As his success grew he was able to establish connections with suppliers and clients throughout Italy including Florence, Rome and Venice. Further afield he looked to Vienna and Hanau but it was his son Giovanni (1836-1927) who would take the name Janesich to France where, after many years of visiting for business, he finally established a branch in Paris on the Rue de Lafayette in 1896. Giovanni’s son Alberto moved to Paris to manage the business and he focused on building the firm’s reputation not only for producing fine jewellery but also as a dealer in precious gemstones and pearls. Alberto’s brother Giuseppe took over the management of the shop in Trieste and between them they fostered relationships with many of the top jewellery houses of the period including Bulgari in Italy and Boucheron, Vever and Chaumet in France.
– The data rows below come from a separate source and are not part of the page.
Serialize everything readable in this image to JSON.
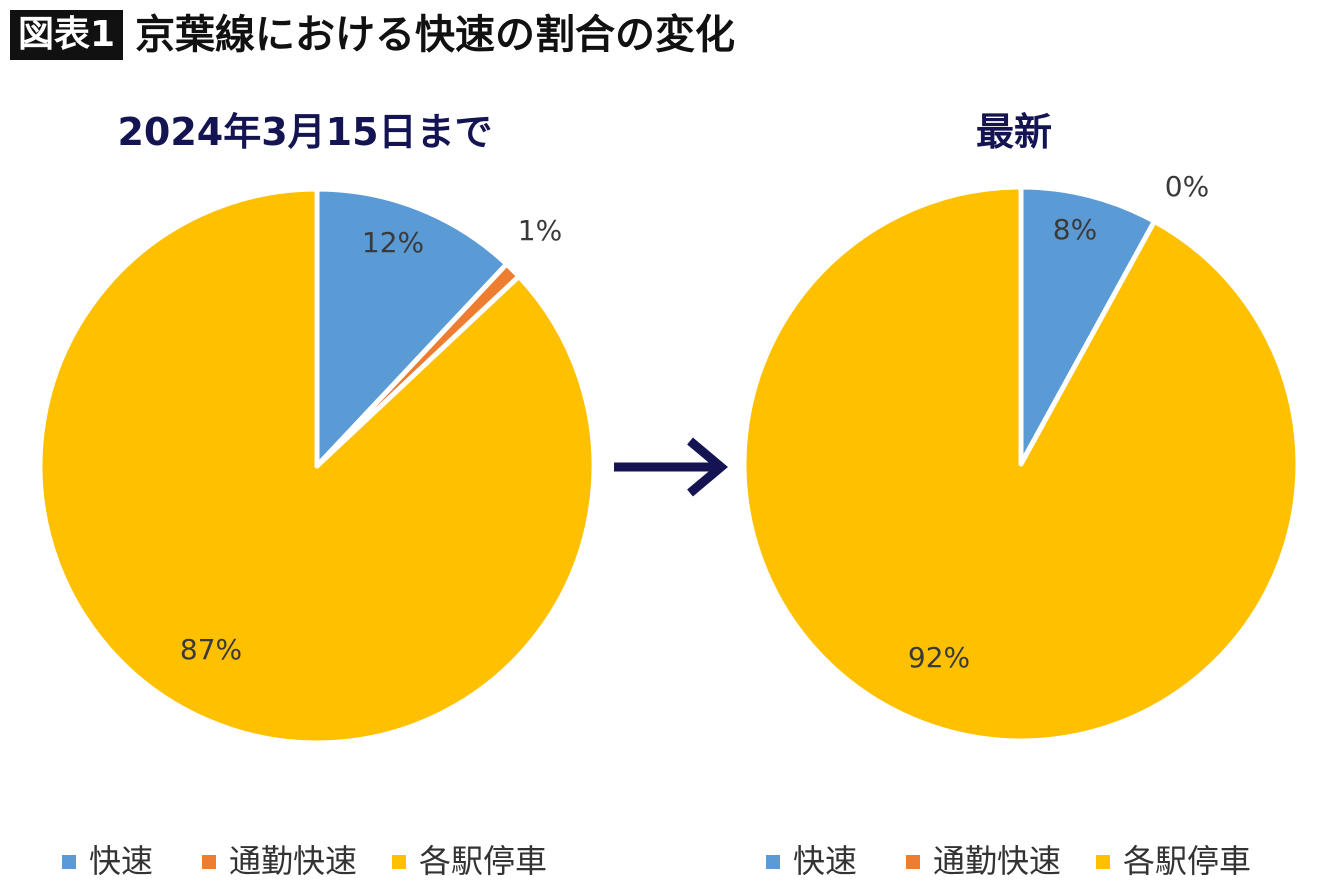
{
  "header": {
    "badge": "図表1",
    "title": "京葉線における快速の割合の変化"
  },
  "colors": {
    "rapid": "#5b9bd5",
    "commuter_rapid": "#ed7d31",
    "local": "#ffc000",
    "arrow": "#141452"
  },
  "chart_data": [
    {
      "type": "pie",
      "title": "2024年3月15日まで",
      "categories": [
        "快速",
        "通勤快速",
        "各駅停車"
      ],
      "values": [
        12,
        1,
        87
      ],
      "labels": [
        "12%",
        "1%",
        "87%"
      ],
      "colors": [
        "#5b9bd5",
        "#ed7d31",
        "#ffc000"
      ],
      "legend": [
        "快速",
        "通勤快速",
        "各駅停車"
      ],
      "legend_position": "bottom"
    },
    {
      "type": "pie",
      "title": "最新",
      "categories": [
        "快速",
        "通勤快速",
        "各駅停車"
      ],
      "values": [
        8,
        0,
        92
      ],
      "labels": [
        "8%",
        "0%",
        "92%"
      ],
      "colors": [
        "#5b9bd5",
        "#ed7d31",
        "#ffc000"
      ],
      "legend": [
        "快速",
        "通勤快速",
        "各駅停車"
      ],
      "legend_position": "bottom"
    }
  ]
}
Goods were frequently exchanged between the two locations with pieces made in Paris sold in Trieste and vice versa. Giovanni remained actively involved with both branches and helped his sons to promote the company whilst Alberto settled into life in his new home town and quickly established himself in Parisian high society which of course helped tremendously in acquiring new clients.
He opened an office in London at 179 New Bond Street and by 1913 was in a position to be able to take on another two premises, one situated on Paris’s fashionable rue de la Paix at number 19 and the other in Monte Carlo, opposite the world famous casino. Both locations proved successful, however the outbreak of World War I the following year had a great impact on the firm, as it did so many others. When peace returned so did Janesich’s customers and the decision was made to expand the company further with branches opened in the fashionable French resort towns of Deauville and Vichy. The firm was producing wonderfully fine diamond and gem set jewellery which attracted a wealthy and distinguished clientele including European royalty and aristocracy and in 1925 they were awarded the Royal Warrant of the House of Savoy.
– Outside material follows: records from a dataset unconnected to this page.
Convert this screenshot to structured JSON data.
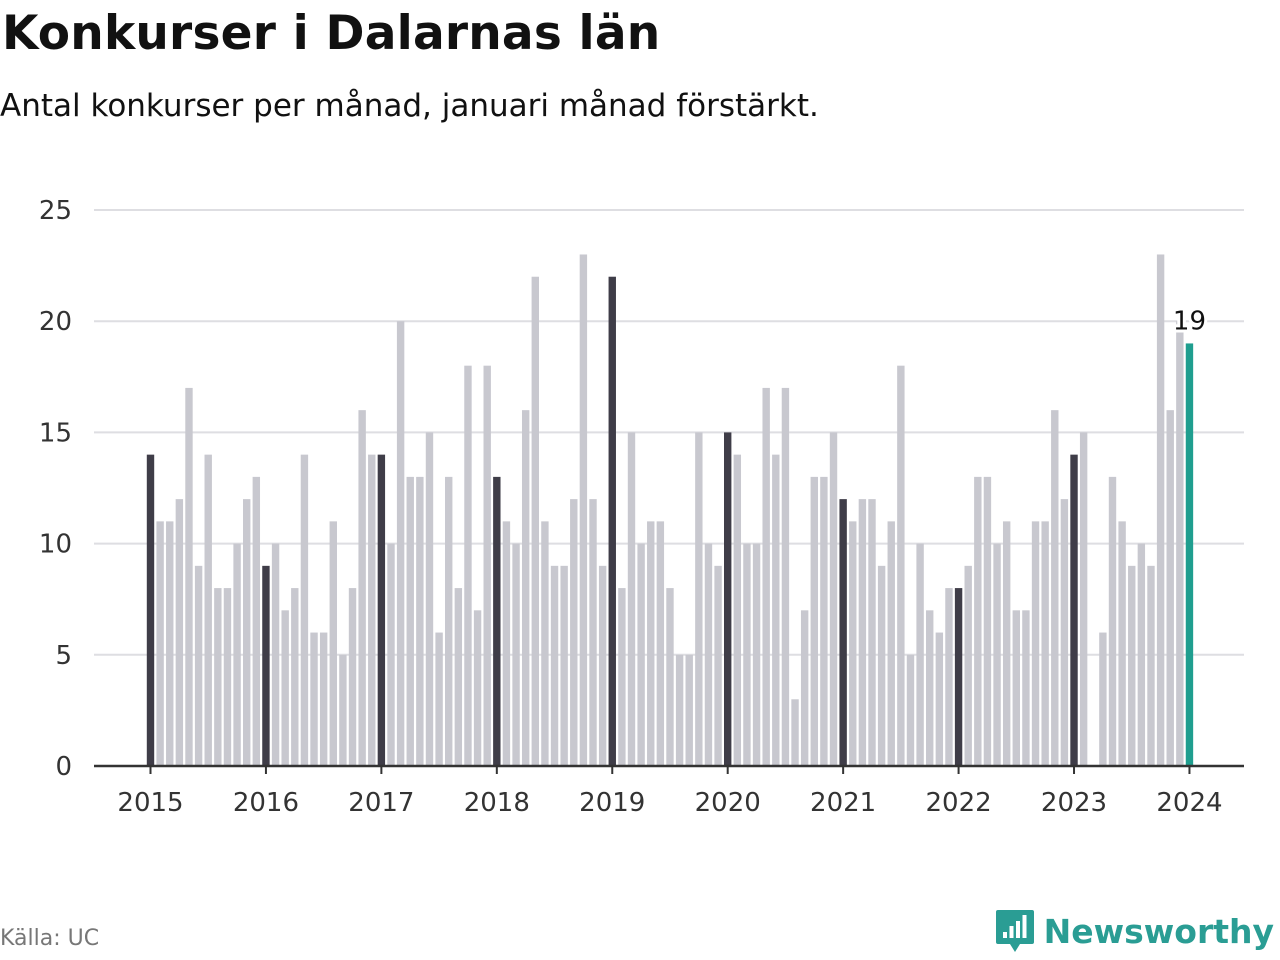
{
  "header": {
    "title": "Konkurser i Dalarnas län",
    "subtitle": "Antal konkurser per månad, januari månad förstärkt."
  },
  "footer": {
    "source": "Källa: UC",
    "brand": "Newsworthy",
    "brand_icon": "bar-chart-speech-bubble-icon"
  },
  "colors": {
    "highlight_january": "#3f3d48",
    "other_months": "#c8c8cf",
    "latest": "#1f9e8f",
    "brand": "#2a9d94",
    "grid": "#dedee2"
  },
  "chart_data": {
    "type": "bar",
    "title": "Konkurser i Dalarnas län",
    "ylim": [
      0,
      25
    ],
    "yticks": [
      "0",
      "5",
      "10",
      "15",
      "20",
      "25"
    ],
    "year_labels": [
      "2015",
      "2016",
      "2017",
      "2018",
      "2019",
      "2020",
      "2021",
      "2022",
      "2023",
      "2024"
    ],
    "first_period": "2015-01",
    "last_period": "2024-01",
    "january_highlighted": true,
    "grid": true,
    "latest_label": "19",
    "values": [
      14,
      11,
      11,
      12,
      17,
      9,
      14,
      8,
      8,
      10,
      12,
      13,
      9,
      10,
      7,
      8,
      14,
      6,
      6,
      11,
      5,
      8,
      16,
      14,
      14,
      10,
      20,
      13,
      13,
      15,
      6,
      13,
      8,
      18,
      7,
      18,
      13,
      11,
      10,
      16,
      22,
      11,
      9,
      9,
      12,
      23,
      12,
      9,
      22,
      8,
      15,
      10,
      11,
      11,
      8,
      5,
      5,
      15,
      10,
      9,
      15,
      14,
      10,
      10,
      17,
      14,
      17,
      3,
      7,
      13,
      13,
      15,
      12,
      11,
      12,
      12,
      9,
      11,
      18,
      5,
      10,
      7,
      6,
      8,
      8,
      9,
      13,
      13,
      10,
      11,
      7,
      7,
      11,
      11,
      16,
      12,
      14,
      15,
      0,
      6,
      13,
      11,
      9,
      10,
      9,
      23,
      16,
      20,
      19
    ]
  }
}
The 1920’s and 30’s were a particularly rich and fruitful period for the firm and they excelled at producing both jewellery and accessories in the fashionable modern style that would become known as Art Deco. They worked with some of the best designers and craftsmen including Alfred Langlois who specialised in decorative compacts and cases (for which Janesich became well known) and who also collaborated with houses such as Van Cleef & Arpels and Boucheron. The watch manufacturers Baume et Mercier supplied the mechanisms for the company’s elegant and stylish watches, some of which were highly original in design. Giuseppe’s son Pietro (known as Momo) joined the company in 1927 the same year as his Grandfather passed away and was soon contributing significantly to the success of the firm.
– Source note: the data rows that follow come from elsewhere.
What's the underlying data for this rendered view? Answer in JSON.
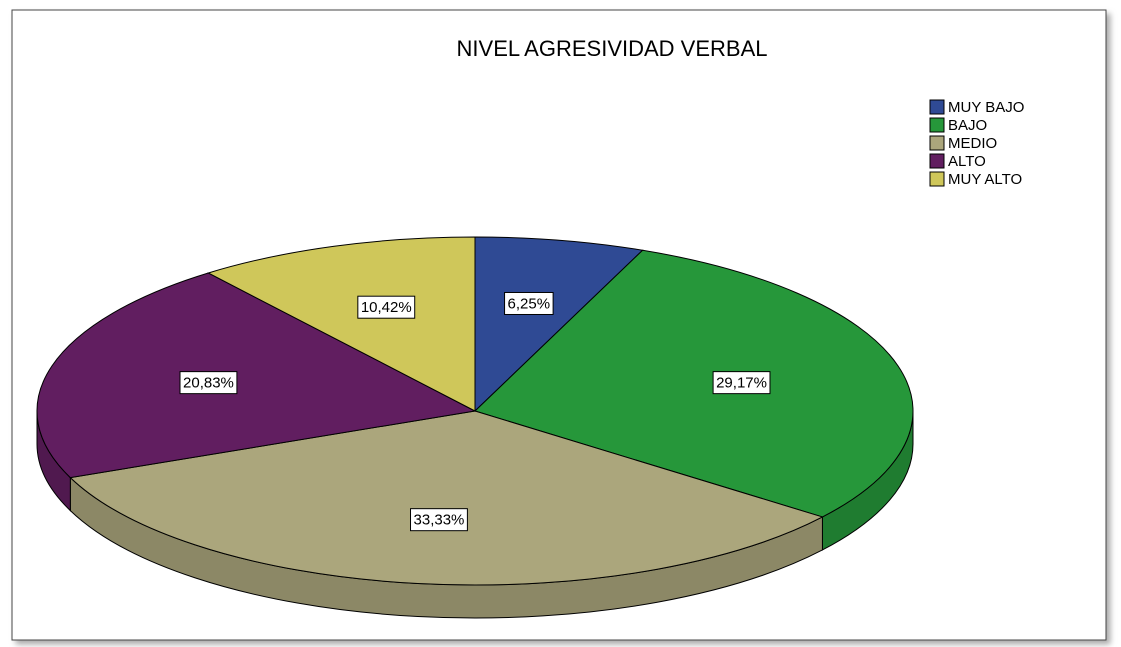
{
  "chart_data": {
    "type": "pie",
    "title": "NIVEL AGRESIVIDAD VERBAL",
    "categories": [
      "MUY BAJO",
      "BAJO",
      "MEDIO",
      "ALTO",
      "MUY ALTO"
    ],
    "values": [
      6.25,
      29.17,
      33.33,
      20.83,
      10.42
    ],
    "value_labels": [
      "6,25%",
      "29,17%",
      "33,33%",
      "20,83%",
      "10,42%"
    ],
    "colors": [
      "#2f4a94",
      "#26973a",
      "#aba67c",
      "#611e60",
      "#cfc75a"
    ],
    "legend": "top-right"
  }
}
Alberto passed away in 1933 and Giuseppe in 1937 meaning that by the time the Second World War broke out Pietro was running the company alone. Some of the braches had already been closed and it was now that Pietro decided to return home to Italy and to Trieste from where he continued to work until his death in 1971. Today the business is still operating in Trieste, run by Francesco, the sixth generation of Janesich to head up this family firm with its rich history of beautifully designed and crafted fine jewels and accessories.